Entry

The laptops were gone, requisitioned for a phone bank,
putting a crimp in my volunteer plans,
    my hands sidelined—
        no data entry that afternoon at Freedom for All Massachusetts.

Staff in the hallway shuffled talk of political districts, voter registration rolls,
            sign-up slots, messaging to religious communities, resource allocation,
    while I humbly wielded the paper cutter and stood patiently by the copier.

They were professionals.
They direct a campaign that will move people in the hundreds of thousands,
    those                whose contact cards I slice with the paper cutter,
        whose sometimes callow commitments I register in the database.

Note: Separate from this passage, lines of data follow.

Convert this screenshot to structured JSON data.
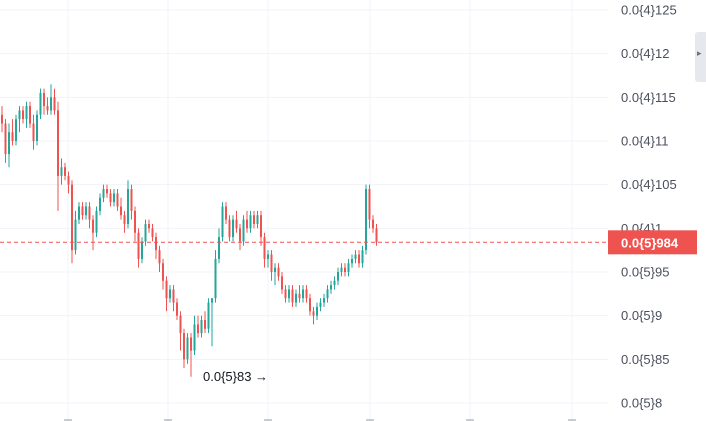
{
  "chart_data": {
    "type": "candlestick",
    "y_axis": {
      "scale": "linear",
      "ticks": [
        {
          "value": 1.25e-05,
          "label": "0.0{4}125"
        },
        {
          "value": 1.2e-05,
          "label": "0.0{4}12"
        },
        {
          "value": 1.15e-05,
          "label": "0.0{4}115"
        },
        {
          "value": 1.1e-05,
          "label": "0.0{4}11"
        },
        {
          "value": 1.05e-05,
          "label": "0.0{4}105"
        },
        {
          "value": 1e-05,
          "label": "0.0{4}1"
        },
        {
          "value": 9.5e-06,
          "label": "0.0{5}95"
        },
        {
          "value": 9e-06,
          "label": "0.0{5}9"
        },
        {
          "value": 8.5e-06,
          "label": "0.0{5}85"
        },
        {
          "value": 8e-06,
          "label": "0.0{5}8"
        }
      ]
    },
    "grid": true,
    "colors": {
      "up": "#26a69a",
      "down": "#ef5350",
      "price_line": "#ef5350",
      "grid": "#f0f3fa",
      "axis_text": "#4a4f5c"
    },
    "current_price": {
      "value": 9.84e-06,
      "label": "0.0{5}984"
    },
    "annotations": [
      {
        "text": "0.0{5}83 →",
        "value": 8.3e-06
      }
    ],
    "series": [
      {
        "values": [
          [
            1.13e-05,
            1.14e-05,
            1.11e-05,
            1.12e-05
          ],
          [
            1.12e-05,
            1.125e-05,
            1.075e-05,
            1.085e-05
          ],
          [
            1.085e-05,
            1.12e-05,
            1.07e-05,
            1.11e-05
          ],
          [
            1.11e-05,
            1.125e-05,
            1.095e-05,
            1.1e-05
          ],
          [
            1.1e-05,
            1.13e-05,
            1.095e-05,
            1.125e-05
          ],
          [
            1.125e-05,
            1.14e-05,
            1.11e-05,
            1.135e-05
          ],
          [
            1.135e-05,
            1.14e-05,
            1.12e-05,
            1.125e-05
          ],
          [
            1.125e-05,
            1.145e-05,
            1.115e-05,
            1.14e-05
          ],
          [
            1.14e-05,
            1.145e-05,
            1.115e-05,
            1.12e-05
          ],
          [
            1.12e-05,
            1.13e-05,
            1.09e-05,
            1.1e-05
          ],
          [
            1.1e-05,
            1.135e-05,
            1.095e-05,
            1.13e-05
          ],
          [
            1.13e-05,
            1.16e-05,
            1.125e-05,
            1.155e-05
          ],
          [
            1.155e-05,
            1.16e-05,
            1.13e-05,
            1.14e-05
          ],
          [
            1.14e-05,
            1.15e-05,
            1.13e-05,
            1.135e-05
          ],
          [
            1.135e-05,
            1.165e-05,
            1.13e-05,
            1.15e-05
          ],
          [
            1.15e-05,
            1.16e-05,
            1.13e-05,
            1.135e-05
          ],
          [
            1.135e-05,
            1.145e-05,
            1.02e-05,
            1.06e-05
          ],
          [
            1.06e-05,
            1.08e-05,
            1.05e-05,
            1.07e-05
          ],
          [
            1.07e-05,
            1.075e-05,
            1.055e-05,
            1.06e-05
          ],
          [
            1.06e-05,
            1.065e-05,
            1.04e-05,
            1.05e-05
          ],
          [
            1.05e-05,
            1.055e-05,
            9.6e-06,
            9.75e-06
          ],
          [
            9.75e-06,
            1.02e-05,
            9.7e-06,
            1.01e-05
          ],
          [
            1.01e-05,
            1.03e-05,
            1.005e-05,
            1.025e-05
          ],
          [
            1.025e-05,
            1.03e-05,
            1.01e-05,
            1.015e-05
          ],
          [
            1.015e-05,
            1.03e-05,
            1.01e-05,
            1.025e-05
          ],
          [
            1.025e-05,
            1.03e-05,
            1e-05,
            1.01e-05
          ],
          [
            1.01e-05,
            1.015e-05,
            9.75e-06,
            9.95e-06
          ],
          [
            9.95e-06,
            1.025e-05,
            9.9e-06,
            1.02e-05
          ],
          [
            1.02e-05,
            1.04e-05,
            1.015e-05,
            1.035e-05
          ],
          [
            1.035e-05,
            1.05e-05,
            1.03e-05,
            1.045e-05
          ],
          [
            1.045e-05,
            1.05e-05,
            1.035e-05,
            1.04e-05
          ],
          [
            1.04e-05,
            1.045e-05,
            1.025e-05,
            1.03e-05
          ],
          [
            1.03e-05,
            1.045e-05,
            1.025e-05,
            1.04e-05
          ],
          [
            1.04e-05,
            1.045e-05,
            1.02e-05,
            1.025e-05
          ],
          [
            1.025e-05,
            1.035e-05,
            1.01e-05,
            1.015e-05
          ],
          [
            1.015e-05,
            1.02e-05,
            9.95e-06,
            1.005e-05
          ],
          [
            1.005e-05,
            1.055e-05,
            1e-05,
            1.045e-05
          ],
          [
            1.045e-05,
            1.05e-05,
            1.01e-05,
            1.02e-05
          ],
          [
            1.02e-05,
            1.025e-05,
            9.85e-06,
            9.95e-06
          ],
          [
            9.95e-06,
            1e-05,
            9.55e-06,
            9.65e-06
          ],
          [
            9.65e-06,
            9.9e-06,
            9.6e-06,
            9.85e-06
          ],
          [
            9.85e-06,
            1.01e-05,
            9.8e-06,
            1.005e-05
          ],
          [
            1.005e-05,
            1.01e-05,
            9.95e-06,
            1e-05
          ],
          [
            1e-05,
            1.005e-05,
            9.85e-06,
            9.9e-06
          ],
          [
            9.9e-06,
            9.95e-06,
            9.65e-06,
            9.75e-06
          ],
          [
            9.75e-06,
            9.8e-06,
            9.5e-06,
            9.6e-06
          ],
          [
            9.6e-06,
            9.65e-06,
            9.3e-06,
            9.4e-06
          ],
          [
            9.4e-06,
            9.45e-06,
            9.05e-06,
            9.2e-06
          ],
          [
            9.2e-06,
            9.35e-06,
            9.15e-06,
            9.3e-06
          ],
          [
            9.3e-06,
            9.35e-06,
            9.05e-06,
            9.15e-06
          ],
          [
            9.15e-06,
            9.2e-06,
            8.95e-06,
            9e-06
          ],
          [
            9e-06,
            9.05e-06,
            8.6e-06,
            8.8e-06
          ],
          [
            8.8e-06,
            8.85e-06,
            8.4e-06,
            8.5e-06
          ],
          [
            8.5e-06,
            8.8e-06,
            8.45e-06,
            8.75e-06
          ],
          [
            8.75e-06,
            8.8e-06,
            8.3e-06,
            8.6e-06
          ],
          [
            8.6e-06,
            9e-06,
            8.55e-06,
            8.9e-06
          ],
          [
            8.9e-06,
            9e-06,
            8.75e-06,
            8.8e-06
          ],
          [
            8.8e-06,
            9e-06,
            8.75e-06,
            8.95e-06
          ],
          [
            8.95e-06,
            9.05e-06,
            8.8e-06,
            8.85e-06
          ],
          [
            8.85e-06,
            9.2e-06,
            8.8e-06,
            9.15e-06
          ],
          [
            9.15e-06,
            9.2e-06,
            8.65e-06,
            9.2e-06
          ],
          [
            9.2e-06,
            9.75e-06,
            9.15e-06,
            9.65e-06
          ],
          [
            9.65e-06,
            1e-05,
            9.6e-06,
            9.9e-06
          ],
          [
            9.9e-06,
            1.03e-05,
            9.85e-06,
            1.025e-05
          ],
          [
            1.025e-05,
            1.03e-05,
            1.005e-05,
            1.01e-05
          ],
          [
            1.01e-05,
            1.015e-05,
            9.85e-06,
            9.9e-06
          ],
          [
            9.9e-06,
            1.015e-05,
            9.85e-06,
            1.01e-05
          ],
          [
            1.01e-05,
            1.02e-05,
            9.95e-06,
            1e-05
          ],
          [
            1e-05,
            1.005e-05,
            9.75e-06,
            9.85e-06
          ],
          [
            9.85e-06,
            1.015e-05,
            9.8e-06,
            1.01e-05
          ],
          [
            1.01e-05,
            1.02e-05,
            9.95e-06,
            1e-05
          ],
          [
            1e-05,
            1.02e-05,
            9.95e-06,
            1.015e-05
          ],
          [
            1.015e-05,
            1.02e-05,
            1e-05,
            1.005e-05
          ],
          [
            1.005e-05,
            1.02e-05,
            1e-05,
            1.015e-05
          ],
          [
            1.015e-05,
            1.02e-05,
            9.8e-06,
            9.9e-06
          ],
          [
            9.9e-06,
            9.95e-06,
            9.55e-06,
            9.65e-06
          ],
          [
            9.65e-06,
            9.75e-06,
            9.55e-06,
            9.7e-06
          ],
          [
            9.7e-06,
            9.75e-06,
            9.4e-06,
            9.5e-06
          ],
          [
            9.5e-06,
            9.6e-06,
            9.35e-06,
            9.55e-06
          ],
          [
            9.55e-06,
            9.6e-06,
            9.4e-06,
            9.45e-06
          ],
          [
            9.45e-06,
            9.5e-06,
            9.25e-06,
            9.3e-06
          ],
          [
            9.3e-06,
            9.35e-06,
            9.15e-06,
            9.2e-06
          ],
          [
            9.2e-06,
            9.35e-06,
            9.15e-06,
            9.3e-06
          ],
          [
            9.3e-06,
            9.35e-06,
            9.1e-06,
            9.15e-06
          ],
          [
            9.15e-06,
            9.3e-06,
            9.1e-06,
            9.25e-06
          ],
          [
            9.25e-06,
            9.35e-06,
            9.15e-06,
            9.2e-06
          ],
          [
            9.2e-06,
            9.35e-06,
            9.15e-06,
            9.3e-06
          ],
          [
            9.3e-06,
            9.35e-06,
            9.15e-06,
            9.2e-06
          ],
          [
            9.2e-06,
            9.25e-06,
            9e-06,
            9.05e-06
          ],
          [
            9.05e-06,
            9.1e-06,
            8.9e-06,
            9e-06
          ],
          [
            9e-06,
            9.15e-06,
            8.95e-06,
            9.1e-06
          ],
          [
            9.1e-06,
            9.2e-06,
            9.05e-06,
            9.15e-06
          ],
          [
            9.15e-06,
            9.25e-06,
            9.1e-06,
            9.2e-06
          ],
          [
            9.2e-06,
            9.35e-06,
            9.15e-06,
            9.3e-06
          ],
          [
            9.3e-06,
            9.4e-06,
            9.25e-06,
            9.35e-06
          ],
          [
            9.35e-06,
            9.45e-06,
            9.3e-06,
            9.4e-06
          ],
          [
            9.4e-06,
            9.55e-06,
            9.35e-06,
            9.5e-06
          ],
          [
            9.5e-06,
            9.6e-06,
            9.45e-06,
            9.55e-06
          ],
          [
            9.55e-06,
            9.6e-06,
            9.45e-06,
            9.5e-06
          ],
          [
            9.5e-06,
            9.65e-06,
            9.45e-06,
            9.6e-06
          ],
          [
            9.6e-06,
            9.7e-06,
            9.55e-06,
            9.65e-06
          ],
          [
            9.65e-06,
            9.75e-06,
            9.6e-06,
            9.7e-06
          ],
          [
            9.7e-06,
            9.75e-06,
            9.55e-06,
            9.6e-06
          ],
          [
            9.6e-06,
            9.8e-06,
            9.55e-06,
            9.75e-06
          ],
          [
            9.75e-06,
            1.05e-05,
            9.7e-06,
            1.045e-05
          ],
          [
            1.045e-05,
            1.05e-05,
            1e-05,
            1.01e-05
          ],
          [
            1.01e-05,
            1.015e-05,
            9.95e-06,
            1e-05
          ],
          [
            1e-05,
            1.005e-05,
            9.8e-06,
            9.84e-06
          ]
        ]
      }
    ]
  },
  "ui": {
    "scroll_handle_glyph": "▸"
  }
}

I became a voiceless assembly line,
    no comment                except the squeal of the slicing blade.
        I entered an identity fog.

Perhaps I can’t follow the strategy,
    but I can take a walk in the park,
        request a tofu combo in a cafeteria,
            visit a clinic’s waiting room,
    and consider the wonder of those things.

Ponder a world where people whom
I didn’t know existed ten years ago
will stand newly erect,
    erected thanks to brave recognitions,
        slurp estrogen-bearing tofu with me,
            sling free bodies across the benches,
                and laugh with the strategists.

 

In 2016, Senate Bill 2407 protecting transgender people’s access to public places filled a human rights gap in Massachusetts. After being passed with enormous support (voice vote in the Senate and 117-36 in the House), the bill was attacked by a shadowy national anti-transgender alliance. On Tuesday, November 6, Massachusetts voters issued the first direct voter statement on transgender rights in the US, turning out to uphold the law in a decisive 69-to-31 percent result. The effort to support the law drew together an enormous coalition and hundreds of on-the-ground volunteers from many diverse communities. More than 100,000 conversations were held, turning a threat into a glorious educational opportunity.

This poem was published in Outliers, Conclave Literary Journal Book 5, 2020.